Phylogenetic reconstruction of WRKY proteins was performed using validated sequences from G. pentaphyllum and Arabidopsis. Protein sequences were aligned with MAFFT (v7.427) using default parameters, followed by neighbor-joining tree construction in MEGA11 under the p-distance model with partial deletion treatment of missing data (site coverage cutoff: 50%). Branch confidence was assessed with 1,000 bootstrap replicates, and the final topology was annotated and visualized using iTOL v6 (https://itol.embl.de/).

Identification of cis-acting regulatory elements, gene structure conserved motifs and gene duplications of GpWRKY

The cis-acting elements in the 2,000 bp promoter regions upstream of GpWRKY genes were predicted using PlantCARE(https://bioinformatics.psb.ugent.be/webtools/plantcare/html/). The protein motifs were analyzed via MEME Suite(https://meme-suite.org/meme/tools/meme) with default parameters. The Multiple Collinearity Scan toolbox (MCScanX) software (Parameters: e-value ≤ 1e^-5) was employed to conduct analysis of gene duplication patterns in G. pentaphyllum. It includes identified segmental duplications and tandem duplications resulting from gene duplication events. Evolutionary divergence metrics(Ka: non-synonymous substitution rate; Ks: synonymous substitution rate) for duplicated gene pairs were calculated using KaKs Calculator 2.0. The TBtools was the platform used to analyze the data.
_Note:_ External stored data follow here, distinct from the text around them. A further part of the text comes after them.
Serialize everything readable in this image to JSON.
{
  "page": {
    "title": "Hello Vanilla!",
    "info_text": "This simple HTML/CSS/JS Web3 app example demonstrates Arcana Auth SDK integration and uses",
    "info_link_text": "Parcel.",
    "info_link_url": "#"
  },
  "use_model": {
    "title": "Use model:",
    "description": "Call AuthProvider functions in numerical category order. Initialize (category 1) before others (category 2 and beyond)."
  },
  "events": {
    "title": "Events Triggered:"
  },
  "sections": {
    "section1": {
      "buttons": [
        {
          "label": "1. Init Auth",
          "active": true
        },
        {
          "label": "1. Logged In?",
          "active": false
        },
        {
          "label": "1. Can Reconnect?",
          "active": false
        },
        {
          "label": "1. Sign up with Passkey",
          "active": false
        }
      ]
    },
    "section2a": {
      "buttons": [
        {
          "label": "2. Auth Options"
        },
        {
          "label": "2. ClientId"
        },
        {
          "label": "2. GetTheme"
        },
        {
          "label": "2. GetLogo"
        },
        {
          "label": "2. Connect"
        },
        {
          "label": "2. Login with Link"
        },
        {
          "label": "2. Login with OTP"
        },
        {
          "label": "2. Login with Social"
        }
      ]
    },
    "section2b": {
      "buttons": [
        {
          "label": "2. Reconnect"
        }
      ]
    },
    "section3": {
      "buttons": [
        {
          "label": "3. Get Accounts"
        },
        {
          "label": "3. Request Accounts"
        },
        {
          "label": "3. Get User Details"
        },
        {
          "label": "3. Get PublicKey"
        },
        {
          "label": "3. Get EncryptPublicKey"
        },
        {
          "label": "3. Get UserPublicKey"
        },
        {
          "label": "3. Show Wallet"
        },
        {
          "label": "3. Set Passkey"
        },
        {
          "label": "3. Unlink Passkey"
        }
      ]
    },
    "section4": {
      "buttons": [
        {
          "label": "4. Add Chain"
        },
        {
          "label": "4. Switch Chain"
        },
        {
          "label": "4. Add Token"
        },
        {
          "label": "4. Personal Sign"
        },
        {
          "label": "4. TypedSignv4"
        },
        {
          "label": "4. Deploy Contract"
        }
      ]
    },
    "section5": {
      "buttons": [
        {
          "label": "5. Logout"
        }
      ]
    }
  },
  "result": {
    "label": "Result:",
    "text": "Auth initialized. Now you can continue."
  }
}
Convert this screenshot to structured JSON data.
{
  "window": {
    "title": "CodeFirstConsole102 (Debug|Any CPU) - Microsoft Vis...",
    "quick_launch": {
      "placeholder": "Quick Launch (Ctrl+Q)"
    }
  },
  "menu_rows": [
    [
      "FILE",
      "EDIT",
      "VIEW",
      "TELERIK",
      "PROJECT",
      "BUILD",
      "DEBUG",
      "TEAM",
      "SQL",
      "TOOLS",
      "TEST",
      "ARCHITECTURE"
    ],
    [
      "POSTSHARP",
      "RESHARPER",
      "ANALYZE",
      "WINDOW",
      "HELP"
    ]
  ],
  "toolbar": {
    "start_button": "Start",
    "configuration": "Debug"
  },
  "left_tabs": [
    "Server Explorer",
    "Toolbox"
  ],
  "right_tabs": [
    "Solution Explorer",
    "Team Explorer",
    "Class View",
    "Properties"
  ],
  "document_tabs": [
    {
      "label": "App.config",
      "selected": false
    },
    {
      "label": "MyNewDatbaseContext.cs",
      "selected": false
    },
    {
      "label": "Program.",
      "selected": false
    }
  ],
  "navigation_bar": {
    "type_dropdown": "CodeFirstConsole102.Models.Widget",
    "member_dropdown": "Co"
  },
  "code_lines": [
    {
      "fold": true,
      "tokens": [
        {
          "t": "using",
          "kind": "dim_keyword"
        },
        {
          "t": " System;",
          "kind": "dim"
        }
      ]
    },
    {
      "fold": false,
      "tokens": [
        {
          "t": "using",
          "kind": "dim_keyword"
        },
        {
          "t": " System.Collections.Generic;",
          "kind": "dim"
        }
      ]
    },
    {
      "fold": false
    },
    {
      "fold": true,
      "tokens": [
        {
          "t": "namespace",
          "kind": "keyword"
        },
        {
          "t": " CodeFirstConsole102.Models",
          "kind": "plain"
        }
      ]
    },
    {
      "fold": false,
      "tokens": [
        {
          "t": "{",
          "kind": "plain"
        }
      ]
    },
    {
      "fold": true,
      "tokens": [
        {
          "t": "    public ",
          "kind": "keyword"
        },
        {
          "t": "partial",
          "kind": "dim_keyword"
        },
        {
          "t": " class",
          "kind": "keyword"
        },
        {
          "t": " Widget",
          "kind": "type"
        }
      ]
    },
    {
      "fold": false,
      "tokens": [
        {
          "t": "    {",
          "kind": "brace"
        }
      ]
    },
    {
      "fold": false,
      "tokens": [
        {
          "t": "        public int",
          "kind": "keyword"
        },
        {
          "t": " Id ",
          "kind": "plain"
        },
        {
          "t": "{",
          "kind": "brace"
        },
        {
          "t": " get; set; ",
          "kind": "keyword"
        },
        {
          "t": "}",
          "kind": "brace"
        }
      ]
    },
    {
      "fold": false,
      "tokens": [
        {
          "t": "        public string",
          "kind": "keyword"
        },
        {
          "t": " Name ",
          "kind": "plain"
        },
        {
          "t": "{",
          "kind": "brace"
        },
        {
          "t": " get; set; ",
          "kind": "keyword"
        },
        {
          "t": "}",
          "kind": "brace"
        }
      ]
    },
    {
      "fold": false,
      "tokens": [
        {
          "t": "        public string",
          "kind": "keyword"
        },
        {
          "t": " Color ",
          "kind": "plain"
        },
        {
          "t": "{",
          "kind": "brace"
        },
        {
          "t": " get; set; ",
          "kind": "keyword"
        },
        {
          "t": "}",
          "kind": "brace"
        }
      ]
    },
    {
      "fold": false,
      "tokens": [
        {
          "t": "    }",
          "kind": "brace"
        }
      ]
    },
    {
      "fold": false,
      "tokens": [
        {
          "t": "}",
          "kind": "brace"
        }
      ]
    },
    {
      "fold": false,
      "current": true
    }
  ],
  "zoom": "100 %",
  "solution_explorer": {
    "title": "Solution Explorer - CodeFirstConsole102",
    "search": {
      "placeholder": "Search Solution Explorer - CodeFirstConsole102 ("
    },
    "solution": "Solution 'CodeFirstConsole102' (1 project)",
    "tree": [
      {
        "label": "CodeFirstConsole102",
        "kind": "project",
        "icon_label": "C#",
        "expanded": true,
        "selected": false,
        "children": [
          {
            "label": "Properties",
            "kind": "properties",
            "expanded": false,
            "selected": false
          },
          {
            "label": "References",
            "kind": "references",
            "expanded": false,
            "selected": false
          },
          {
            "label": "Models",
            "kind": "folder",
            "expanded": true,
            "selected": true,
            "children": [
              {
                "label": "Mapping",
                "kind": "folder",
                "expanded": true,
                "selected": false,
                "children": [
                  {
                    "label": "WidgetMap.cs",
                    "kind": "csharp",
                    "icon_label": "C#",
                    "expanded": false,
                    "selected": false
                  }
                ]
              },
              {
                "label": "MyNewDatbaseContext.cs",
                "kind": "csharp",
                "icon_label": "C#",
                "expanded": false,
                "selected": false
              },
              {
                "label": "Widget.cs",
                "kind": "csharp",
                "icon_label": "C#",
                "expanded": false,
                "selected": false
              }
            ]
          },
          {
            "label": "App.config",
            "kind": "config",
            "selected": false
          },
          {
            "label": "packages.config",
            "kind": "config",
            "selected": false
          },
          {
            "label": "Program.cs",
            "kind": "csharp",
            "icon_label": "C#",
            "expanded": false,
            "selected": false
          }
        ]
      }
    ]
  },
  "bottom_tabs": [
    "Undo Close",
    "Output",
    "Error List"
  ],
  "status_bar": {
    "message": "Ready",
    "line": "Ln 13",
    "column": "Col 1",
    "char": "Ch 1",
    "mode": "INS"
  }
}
Analysis of GpWRKY expression profiles based on transcriptomics analysis

G. pentaphyllum specimens were obtained from the Guangxi Botanical Garden of Medicinal Plants(Nanning, China) and cultivated in a greenhouse under 16-h light/25°C day and 8-h dark/20°C night cycles. The fifteen samples from the five tissues(root, stem, leaf, flower and fruit) were taken for transcriptomics analysis. The experimental methods and analytical approaches for transcriptomics (root, stem, leaf, flower and fruit) were adapted from previous transcriptomics (Zhou et al., 2023).

For Cd stress, the seedlings culture method and treatment were taken as described by previous studies (Li et al., 2022, 2023), with the treatment solution concentrations of 0, 25 and 100 μM CdCl₂. Fresh leaf samples of nine samples from the three conditions were acquired for further analysis. Transcript profile of Cd-responsive GpWRKY genes was carried out from an earlier transcriptome dataset (Zhou et al., 2023).

The differential expressed genes(DEGs) were calculated by using the NOISeq method, employing a |log2 (fold change) |>2 and p-value <0.05. The GpWRKY gene expression values were calculated by log2(FPKM) and normalized via Z-score normalization. The heatmap were drawn using R version 4.1.0 by gene expression values of means.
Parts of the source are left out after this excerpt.